E intuimos también que lo de Sodoma no deja de tener un
matiz irónico, porque el niño estaba en Sodoma antes de partir a España: el
viaje fue una manera de quitarlo de en medio para que su tío le hiciera
asimilar poco a poco que su madre había dejado a su padre e iba a tener un hijo
de otro hombre. Y no dejó de estar en Sodoma aunque Teresa y sus amigos
cubriesen su frivolidad bajo apariencias de una vida más arreglada. Sodoma no es tanto las prácticas narcosexuales cuanto el
egoísmo de los mayores, se vista de
cinismo o de hipocresía. Como sucede en otras novelas de Mercedes Salisachs, en un momento dado un personaje enuncia la
clave de la historia:
En el fondo [el niño] no es
más que una víctima de nuestro pajolero sistema de vida, un pobre desarraigado
del que todos han ido sacudiéndose como si fuera una mosca.

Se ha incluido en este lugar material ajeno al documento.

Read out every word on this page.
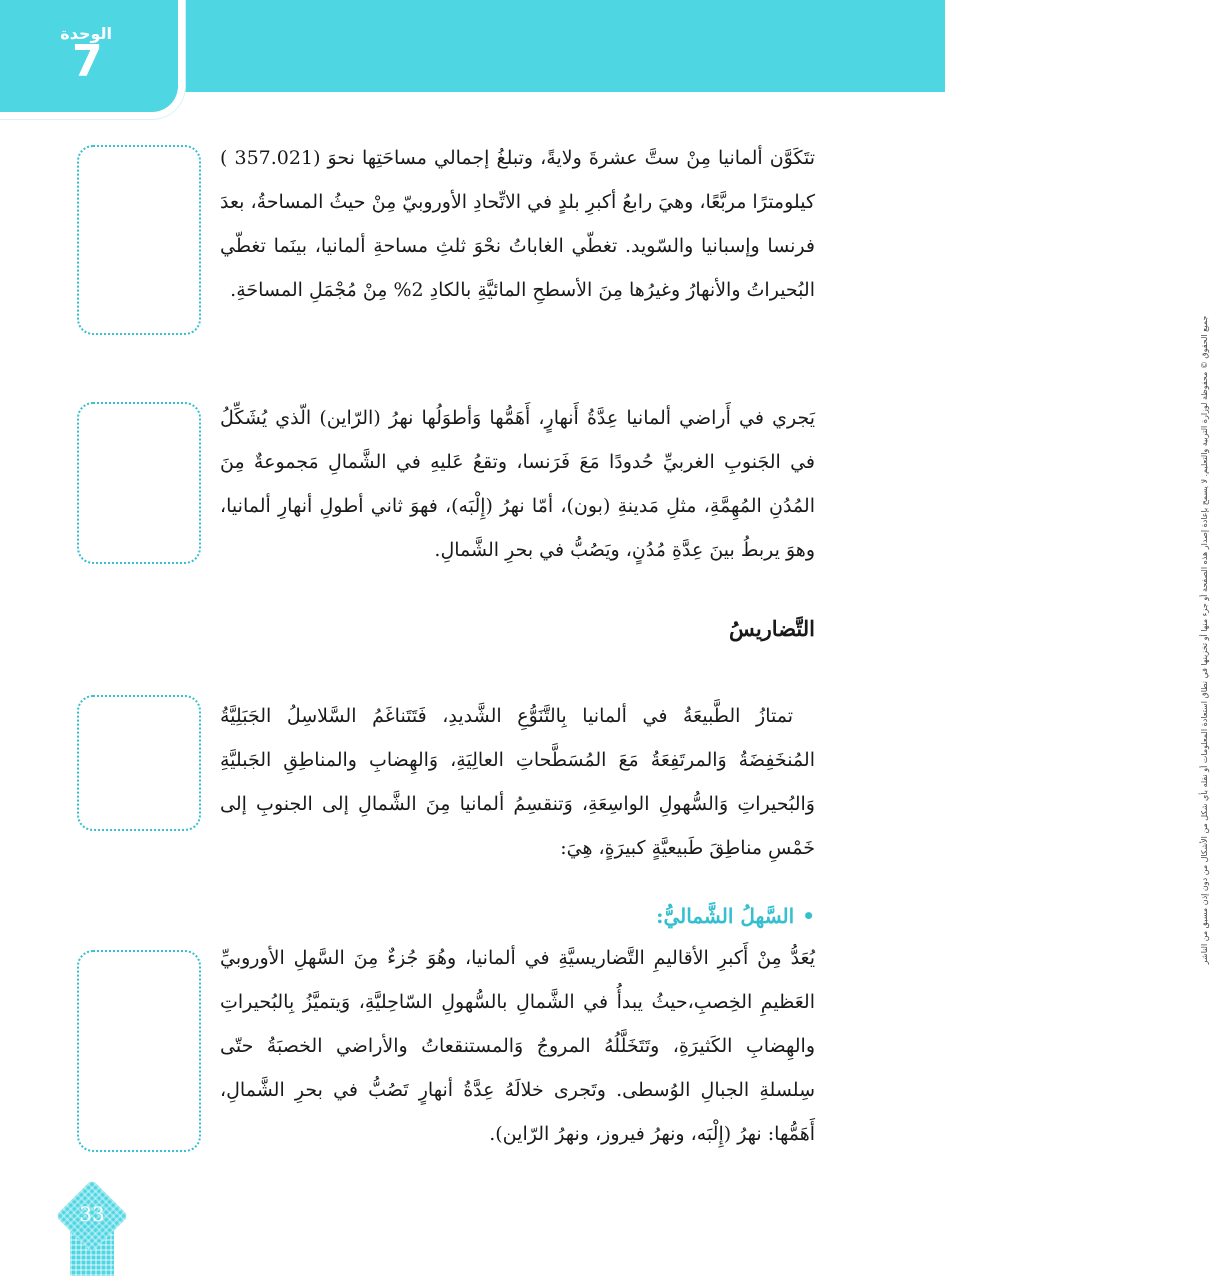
الوحدة
7
جميع الحقوق © محفوظة لوزارة التربية والتعليم. لا يسمح بإعادة إصدار هذه الصفحة أو جزء منها أو تخزينها في نطاق استعادة المعلومات أو نقله بأي شكل من الأشكال من دون إذن مسبق من الناشر

تتَكَوَّن ألمانيا مِنْ ستَّ عشرةَ ولايةً، وتبلغُ إجمالي مساحَتِها نحوَ (357.021 ) كيلومترًا مربَّعًا، وهيَ رابعُ أكبرِ بلدٍ في الاتِّحادِ الأوروبيّ مِنْ حيثُ المساحةُ، بعدَ فرنسا وإسبانيا والسّويد. تغطّي الغاباتُ نحْوَ ثلثِ مساحةِ ألمانيا، بينَما تغطّي البُحيراتُ والأنهارُ وغيرُها مِنَ الأسطحِ المائيَّةِ بالكادِ 2% مِنْ مُجْمَلِ المساحَةِ.

يَجري في أَراضي ألمانيا عِدَّةُ أَنهارٍ، أَهَمُّها وَأطوَلُها نهرُ (الرّاين) الّذي يُشَكِّلُ في الجَنوبِ الغربيِّ حُدودًا مَعَ فَرَنسا، وتقعُ عَليهِ في الشَّمالِ مَجموعةٌ مِنَ المُدُنِ المُهِمَّةِ، مثلِ مَدينةِ (بون)، أمّا نهرُ (إِلْبَه)، فهوَ ثاني أطولِ أنهارِ ألمانيا، وهوَ يربطُ بينَ عِدَّةِ مُدُنٍ، ويَصُبُّ في بحرِ الشَّمالِ.

التَّضاريسُ

تمتازُ الطَّبيعَةُ في ألمانيا بِالتَّنَوُّعِ الشَّديدِ، فَتَتَناغَمُ السَّلاسِلُ الجَبَلِيَّةُ المُنخَفِضَةُ وَالمرتَفِعَةُ مَعَ المُسَطَّحاتِ العالِيَةِ، وَالهِضابِ والمناطِقِ الجَبليَّةِ وَالبُحيراتِ وَالسُّهولِ الواسِعَةِ، وَتنقسِمُ ألمانيا مِنَ الشَّمالِ إلى الجنوبِ إلى خَمْسِ مناطِقَ طَبيعيَّةٍ كبيرَةٍ، هِيَ:

•السَّهلُ الشَّماليُّ:

يُعَدُّ مِنْ أَكبرِ الأقاليمِ التَّضاريسيَّةِ في ألمانيا، وهُوَ جُزءٌ مِنَ السَّهلِ الأوروبيِّ العَظيمِ الخِصبِ،حيثُ يبدأُ في الشَّمالِ بالسُّهولِ السّاحِليَّةِ، وَيتميَّزُ بِالبُحيراتِ والهِضابِ الكَثيرَةِ، وتَتَخَلَّلُهُ المروجُ وَالمستنقعاتُ والأراضي الخصبَةُ حتّى سِلسلةِ الجبالِ الوُسطى. وتَجرى خلالَهُ عِدَّةُ أنهارٍ تَصُبُّ في بحرِ الشَّمالِ، أَهَمُّها: نهرُ (إِلْبَه، ونهرُ فيروز، ونهرُ الرّاين).

33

Amenísima y de impecable factura, como todo lo que escribe Salisachs. Y un cuadro despiadado de lo
que iba a suceder en España poco después, con la aprobación de la ley de
divorcio. Contribuyen especialmente a crear suspense e interés la adopción del
punto de vista del niño y la alternancia entre el presente y el pasado
inmediato.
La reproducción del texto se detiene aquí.